Ze sloeg haar boek open, maar ze zag de letters niet. Aan haar geestesoog trok Bordeaux voorbij, zoals ze dat daarnet vanaf de fiets gezien.
‘Je leest niet.’ merkte Jean-Michel terecht op.
‘Nee, en ik vis ook niet.’ bekende ze eerlijk.
‘Vind je het niet leuk om hier te zijn?’ vroeg hij. Het was niet helemaal duidelijk wat hij met ‘hier’ bedoelde.
Ze moest weer even zoeken naar de juiste Franse woorden, maar het antwoord kwam er toch uit. ‘Bij de rivier zijn vind ik fijn. Ik hou van water.’
Uit Jean-Michel’s reactie bleek dat er over haar gepraat was. ‘Marie zegt dat je heel vaak aan het strand te vinden bent.’
Het was even slikken dat Marie dat verteld had, maar het was waar. Cox haalde haar schouders op. Wie interesseerde het waar ze haar vrije uren doorbracht?
‘Luister, ik weet waarom Marie deel uitmaakt van jouw familie. Zit er maar niet mee dat ze dit verteld heeft.’ Hij pauzeerde even. ‘Als dat de manier is waarop jij… Nou ja, ik weet dat je moeder… dat je geen moeder meer hebt.’
Cox’ kin zakte op haar borst.
‘Ik wil niet kwetsend zijn, maar het is goed dat wij van jouw situatie op de hoogte zijn. Dat voorkomt de verkeerde vragen. Zolang je bij ons thuis verblijft, kun je jezelf zijn.’ Hij keek naar het jonge Hollandse meisje en voegde er in gedachten aan toe: ‘Voor zover je dat jezelf toestaat.’

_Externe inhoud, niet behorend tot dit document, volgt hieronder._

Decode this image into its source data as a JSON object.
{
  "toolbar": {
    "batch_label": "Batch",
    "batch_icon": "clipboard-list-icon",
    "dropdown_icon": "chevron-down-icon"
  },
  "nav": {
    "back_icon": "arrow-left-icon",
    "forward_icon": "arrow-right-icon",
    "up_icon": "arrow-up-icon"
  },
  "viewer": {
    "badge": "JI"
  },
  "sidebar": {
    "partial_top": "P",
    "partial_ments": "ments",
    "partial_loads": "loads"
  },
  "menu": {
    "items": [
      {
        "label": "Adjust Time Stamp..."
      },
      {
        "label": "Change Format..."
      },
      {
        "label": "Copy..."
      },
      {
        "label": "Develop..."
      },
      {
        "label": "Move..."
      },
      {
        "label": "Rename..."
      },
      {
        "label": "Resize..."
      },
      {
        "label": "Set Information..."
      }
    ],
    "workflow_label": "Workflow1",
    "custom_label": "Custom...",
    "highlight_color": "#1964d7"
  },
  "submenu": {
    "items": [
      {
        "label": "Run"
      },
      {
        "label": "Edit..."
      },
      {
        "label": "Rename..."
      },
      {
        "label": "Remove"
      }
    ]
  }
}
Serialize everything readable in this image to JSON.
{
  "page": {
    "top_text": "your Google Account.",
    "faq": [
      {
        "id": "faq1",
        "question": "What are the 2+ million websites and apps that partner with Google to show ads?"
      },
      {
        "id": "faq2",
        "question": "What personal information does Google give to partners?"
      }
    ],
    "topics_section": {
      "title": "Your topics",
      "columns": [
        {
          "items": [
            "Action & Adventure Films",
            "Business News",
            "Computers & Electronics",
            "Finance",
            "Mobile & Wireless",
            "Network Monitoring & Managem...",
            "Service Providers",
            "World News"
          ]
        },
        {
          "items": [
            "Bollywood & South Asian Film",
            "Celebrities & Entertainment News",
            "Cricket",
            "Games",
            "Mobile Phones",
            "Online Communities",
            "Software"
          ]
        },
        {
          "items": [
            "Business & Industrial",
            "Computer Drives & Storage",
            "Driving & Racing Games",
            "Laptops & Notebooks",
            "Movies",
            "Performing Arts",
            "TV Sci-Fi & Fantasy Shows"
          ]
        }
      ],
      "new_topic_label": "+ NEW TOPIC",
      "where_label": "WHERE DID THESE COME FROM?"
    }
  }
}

Hij controleerde – totaal overbodig – zijn hengels en ging op de plaid zitten. ‘Cox, neem me niet kwalijk als ik bot klink, maar ik kan me er geen voorstelling van maken. Er kan toch geen groter verdriet op de wereld zijn dan je moeder verliezen.’

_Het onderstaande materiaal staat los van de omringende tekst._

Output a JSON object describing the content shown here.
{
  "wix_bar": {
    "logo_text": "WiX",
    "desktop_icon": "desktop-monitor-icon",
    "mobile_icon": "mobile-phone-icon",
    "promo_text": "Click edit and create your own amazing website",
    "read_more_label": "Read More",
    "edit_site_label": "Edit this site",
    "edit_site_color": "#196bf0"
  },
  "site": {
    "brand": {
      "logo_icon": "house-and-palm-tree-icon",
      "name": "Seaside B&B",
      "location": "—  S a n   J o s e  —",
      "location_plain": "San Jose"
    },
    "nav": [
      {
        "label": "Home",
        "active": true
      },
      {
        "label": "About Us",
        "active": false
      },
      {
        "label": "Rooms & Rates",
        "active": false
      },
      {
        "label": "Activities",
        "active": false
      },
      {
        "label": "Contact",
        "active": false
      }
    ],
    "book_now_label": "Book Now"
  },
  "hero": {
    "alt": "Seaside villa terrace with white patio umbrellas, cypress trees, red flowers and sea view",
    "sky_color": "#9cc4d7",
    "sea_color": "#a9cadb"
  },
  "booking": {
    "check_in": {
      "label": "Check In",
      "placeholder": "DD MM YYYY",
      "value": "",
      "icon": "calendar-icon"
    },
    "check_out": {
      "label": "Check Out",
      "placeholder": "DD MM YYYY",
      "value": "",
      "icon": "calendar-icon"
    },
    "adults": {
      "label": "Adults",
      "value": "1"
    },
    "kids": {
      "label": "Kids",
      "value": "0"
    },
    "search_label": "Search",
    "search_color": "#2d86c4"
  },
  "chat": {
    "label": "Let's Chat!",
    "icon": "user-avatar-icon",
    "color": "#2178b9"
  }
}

Ze keek Jean-Michel aan. Gekwetst dat hij zo direct over het overlijden van haar moeder sprak en gelijkertijd getroost door zijn bereidheid om over zo’n zwaar onderwerp te praten.
‘Het is…’ Ze zocht naar het juiste woord. Hoe omschreef je het kernachtig? ‘…verpletterend.’
‘Kun je erover praten?’
‘Er zijn niet zoveel mensen met wie ik…Nou, nee, eigenlijk niet. Mijn vader…heeft zijn eigen verdriet.’ In gedachten was ze weer terug bij de vorige avond. ‘Marie kan het geduld opbrengen om naar me te luisteren.’

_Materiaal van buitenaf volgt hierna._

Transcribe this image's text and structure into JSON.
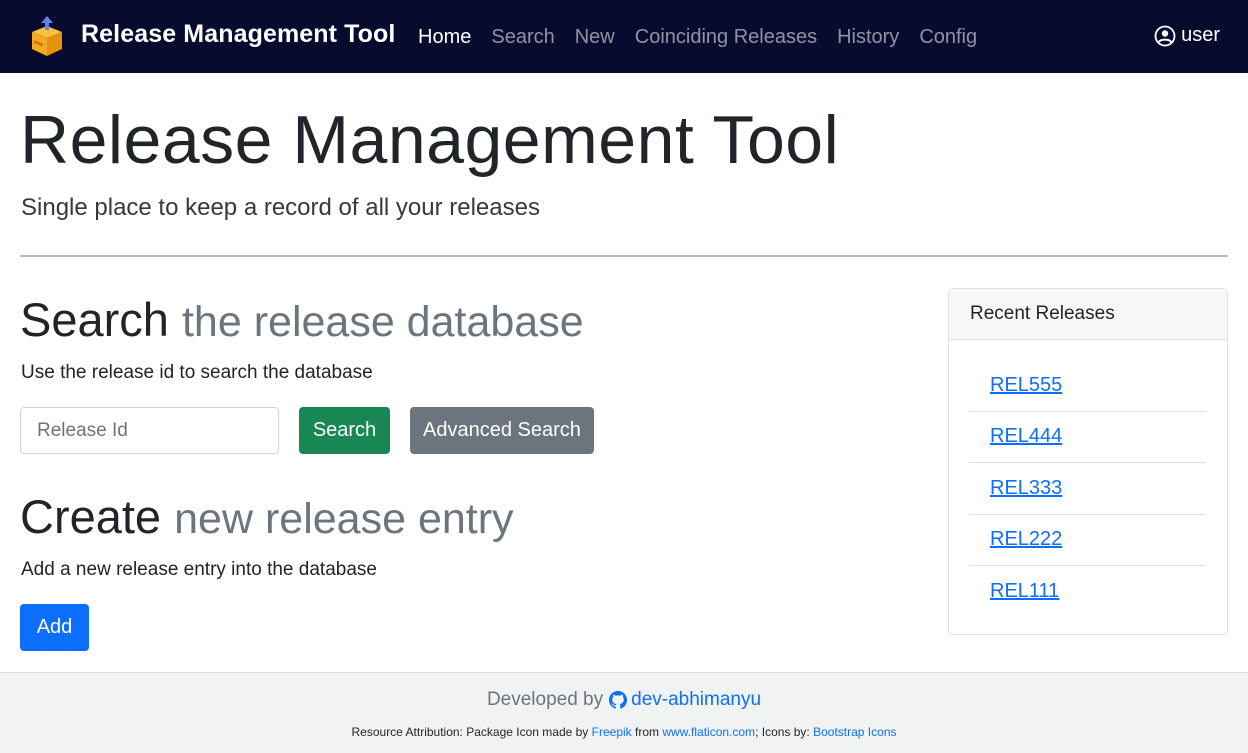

‘Dat kan ze zeker. Je kunt je hart bij haar uitstorten. Ze is betrouwbaar. Mijn tante is een hele wijze vrouw. Geduld is één van haar vele deugden.’
‘Nederland heeft haar van je gestolen.’
‘Onzin, Marie maakt haar eigen keuzes. Het was haar keuze om Frankrijk te verlaten.’
‘Om een bepaalde reden?’
‘Dat moet Marie je zelf maar vertellen.’
‘Je weet dus wel waarom.’
‘Ja, ik weet waarom. Ik heb de onhebbelijkheid dat ik altijd alles tot op de bodem uitzoek.’
‘Inspecteren zit jou dus in het bloed?’
‘Tja, misschien ben ik inderdaad wel voorbestemd om inspecteur te worden. Maar ik wil even op jou terugkomen. Je moet het meteen zeggen als ik te ver ga, maar weet je hoe je moeder…’
Dat kon Cox niet aan. Ze weerde hem af. Ze wuifde zijn woorden weg, hij zweeg onmiddellijk.
‘Excuus, Cox, ik zei het al: ik ben onhebbelijk nieuwsgierig. Kun je me vergeven?’
‘Jawel… je vroeg iets… Nou, ik ben daar nog niet klaar voor.’
Jean-Michel leunde naar haar toe. ‘Even goede vrienden?’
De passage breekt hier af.